True Genius was supposed to go by unnoticed, to be recognized only after death...preferably of starvation in a garret.
The Alpine Symphony lists the following sections:
Nacht (Night)
Sonnenaufgang (Sunrise)
Der Anstieg (The Ascent)
Eintritt in den Wald (Entry into the Forest)
Wanderung neben dem Bache (Wandering by the Brook)
Am Wasserfall (At the Waterfall)
Erscheinung (Apparition)
Auf blumigen Wiesen (On Flowering Meadows)

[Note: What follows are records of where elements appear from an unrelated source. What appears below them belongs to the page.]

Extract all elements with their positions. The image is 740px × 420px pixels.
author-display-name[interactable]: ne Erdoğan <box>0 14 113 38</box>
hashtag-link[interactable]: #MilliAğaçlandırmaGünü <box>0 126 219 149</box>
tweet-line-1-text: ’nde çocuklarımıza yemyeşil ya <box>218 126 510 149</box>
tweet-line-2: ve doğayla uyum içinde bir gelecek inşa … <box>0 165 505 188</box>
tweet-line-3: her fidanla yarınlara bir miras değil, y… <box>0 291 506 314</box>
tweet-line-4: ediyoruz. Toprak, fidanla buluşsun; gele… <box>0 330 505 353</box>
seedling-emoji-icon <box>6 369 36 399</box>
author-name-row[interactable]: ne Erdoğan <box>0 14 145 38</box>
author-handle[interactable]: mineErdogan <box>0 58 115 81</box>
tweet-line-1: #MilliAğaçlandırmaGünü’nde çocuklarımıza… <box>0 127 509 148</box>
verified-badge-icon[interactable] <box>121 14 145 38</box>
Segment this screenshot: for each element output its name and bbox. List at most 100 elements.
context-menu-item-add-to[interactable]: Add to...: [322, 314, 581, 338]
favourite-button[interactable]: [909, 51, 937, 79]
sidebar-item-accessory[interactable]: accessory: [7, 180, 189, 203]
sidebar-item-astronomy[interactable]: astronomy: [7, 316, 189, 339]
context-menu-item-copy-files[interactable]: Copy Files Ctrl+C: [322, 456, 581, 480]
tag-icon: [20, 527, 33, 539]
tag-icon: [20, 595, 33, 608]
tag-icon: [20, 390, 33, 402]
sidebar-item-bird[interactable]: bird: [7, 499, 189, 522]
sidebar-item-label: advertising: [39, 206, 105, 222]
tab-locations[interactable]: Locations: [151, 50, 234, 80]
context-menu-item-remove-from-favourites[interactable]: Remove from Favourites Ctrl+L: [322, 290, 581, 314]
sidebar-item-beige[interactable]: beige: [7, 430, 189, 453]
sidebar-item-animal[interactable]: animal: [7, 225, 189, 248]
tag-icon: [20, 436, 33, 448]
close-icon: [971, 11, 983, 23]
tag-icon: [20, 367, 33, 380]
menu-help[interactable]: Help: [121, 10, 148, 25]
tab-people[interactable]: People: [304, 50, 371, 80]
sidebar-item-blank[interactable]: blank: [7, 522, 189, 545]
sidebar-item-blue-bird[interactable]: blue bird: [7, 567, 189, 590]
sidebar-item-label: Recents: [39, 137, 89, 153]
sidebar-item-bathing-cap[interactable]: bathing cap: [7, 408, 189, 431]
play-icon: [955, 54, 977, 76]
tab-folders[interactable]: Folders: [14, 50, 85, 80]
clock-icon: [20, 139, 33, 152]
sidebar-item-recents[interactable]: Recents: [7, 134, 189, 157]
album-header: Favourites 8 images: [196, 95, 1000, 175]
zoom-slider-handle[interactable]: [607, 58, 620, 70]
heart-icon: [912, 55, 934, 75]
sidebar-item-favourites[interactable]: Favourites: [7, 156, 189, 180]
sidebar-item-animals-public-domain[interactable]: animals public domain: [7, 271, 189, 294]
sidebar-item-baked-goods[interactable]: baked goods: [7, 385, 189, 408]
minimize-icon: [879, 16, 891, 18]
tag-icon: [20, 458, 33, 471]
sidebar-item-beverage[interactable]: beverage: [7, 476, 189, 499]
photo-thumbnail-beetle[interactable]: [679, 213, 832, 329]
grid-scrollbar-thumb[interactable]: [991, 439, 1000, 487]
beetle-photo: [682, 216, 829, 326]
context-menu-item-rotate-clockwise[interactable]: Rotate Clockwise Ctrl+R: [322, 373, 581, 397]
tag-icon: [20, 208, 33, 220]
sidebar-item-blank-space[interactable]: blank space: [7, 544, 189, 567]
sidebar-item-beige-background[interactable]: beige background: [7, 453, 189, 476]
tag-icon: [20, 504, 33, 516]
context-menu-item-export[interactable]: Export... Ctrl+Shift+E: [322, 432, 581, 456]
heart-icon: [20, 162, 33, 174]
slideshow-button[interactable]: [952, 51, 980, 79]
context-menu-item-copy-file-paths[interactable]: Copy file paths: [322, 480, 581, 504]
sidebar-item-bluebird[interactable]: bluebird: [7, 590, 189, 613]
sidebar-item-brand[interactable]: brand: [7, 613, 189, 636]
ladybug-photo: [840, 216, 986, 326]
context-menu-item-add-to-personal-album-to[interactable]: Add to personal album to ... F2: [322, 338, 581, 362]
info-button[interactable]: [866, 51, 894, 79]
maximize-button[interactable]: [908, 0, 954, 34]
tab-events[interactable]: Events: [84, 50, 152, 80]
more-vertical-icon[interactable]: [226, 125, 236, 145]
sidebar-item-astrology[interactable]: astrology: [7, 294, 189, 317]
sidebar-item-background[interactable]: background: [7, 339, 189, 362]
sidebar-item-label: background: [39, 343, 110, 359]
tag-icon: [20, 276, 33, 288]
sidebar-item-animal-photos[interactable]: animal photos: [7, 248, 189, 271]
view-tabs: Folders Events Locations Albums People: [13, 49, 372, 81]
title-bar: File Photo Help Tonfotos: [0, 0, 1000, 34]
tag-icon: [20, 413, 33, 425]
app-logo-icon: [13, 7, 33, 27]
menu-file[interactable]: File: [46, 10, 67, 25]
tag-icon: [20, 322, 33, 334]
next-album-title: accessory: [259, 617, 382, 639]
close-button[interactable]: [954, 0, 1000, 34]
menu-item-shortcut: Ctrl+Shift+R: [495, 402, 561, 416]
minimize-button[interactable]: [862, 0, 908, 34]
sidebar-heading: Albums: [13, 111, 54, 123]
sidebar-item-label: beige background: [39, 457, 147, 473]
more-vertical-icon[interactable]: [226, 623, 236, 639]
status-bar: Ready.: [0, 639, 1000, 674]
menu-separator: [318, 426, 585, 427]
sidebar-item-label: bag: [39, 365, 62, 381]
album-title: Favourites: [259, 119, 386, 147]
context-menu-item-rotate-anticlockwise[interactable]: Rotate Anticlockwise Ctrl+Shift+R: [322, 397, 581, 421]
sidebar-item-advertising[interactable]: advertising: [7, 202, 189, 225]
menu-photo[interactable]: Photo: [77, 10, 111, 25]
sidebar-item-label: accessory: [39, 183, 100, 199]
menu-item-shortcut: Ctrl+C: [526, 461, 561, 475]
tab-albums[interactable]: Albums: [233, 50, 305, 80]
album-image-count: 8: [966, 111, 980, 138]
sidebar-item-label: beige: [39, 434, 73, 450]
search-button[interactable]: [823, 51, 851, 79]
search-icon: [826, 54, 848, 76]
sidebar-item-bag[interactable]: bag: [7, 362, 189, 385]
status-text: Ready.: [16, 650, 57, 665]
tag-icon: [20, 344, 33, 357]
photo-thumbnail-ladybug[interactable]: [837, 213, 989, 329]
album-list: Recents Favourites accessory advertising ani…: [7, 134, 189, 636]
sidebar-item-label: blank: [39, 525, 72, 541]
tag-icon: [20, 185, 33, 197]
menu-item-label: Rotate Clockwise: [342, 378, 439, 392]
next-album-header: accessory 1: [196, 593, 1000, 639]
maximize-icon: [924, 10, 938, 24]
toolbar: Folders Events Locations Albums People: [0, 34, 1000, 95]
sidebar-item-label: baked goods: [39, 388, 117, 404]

Auf der Alm (On the Alpine Pasture)
Durch Dickicht und Gestrüpp auf Irrwegen (Through Thickets and Undergrowth on the Wrong Path)
Auf dem Gletscher (On the Glacier)
Gefahrvolle Augenblicke (Dangerous Moments)
Auf dem Gipfel (On the Summit)
Vision (Vision)
Nebel steigen auf (Mists Rise)
Die Sonne verdüstert sich allmählich (The Sun Gradually Becomes Obscured)
Elegie (Elegy)
Stille vor dem Sturm (Calm Before the Storm)
Gewitter und Sturm, Abstieg (Thunder and Tempest, Descent)
Sonnenuntergang (Sunset)
Ausklang (Quiet Settles)[23]
Nacht (Night)
Note that the first and last sections carry the same title.
During the Day in between...Eternity...we relive space-time, where the chimera of measured time fades away.
Last weekend (November 30 and December 1), in Dortmund's superb concert hall, the Munich Philharmonic and I offered a mini R. Strauss retrospective in two concerts...Don Quixote, Till Eulenspiegel. Rosenkavalier Suite, Metamorphosen and the Alpine Symphony.
Forget the descriptions...if ever there was music of the spirit, it's to be found in the Alpine Symphony. Unleashed proto-visions, atavistic dreams, howls and joys from the collective soul of all humanity. I felt as if I was hearing the work as if I had never before performed it, a privileged viewing of the topography of Man's inner cosmos.
Thank you, Master Strauss
You feast at the table of the Elected Few.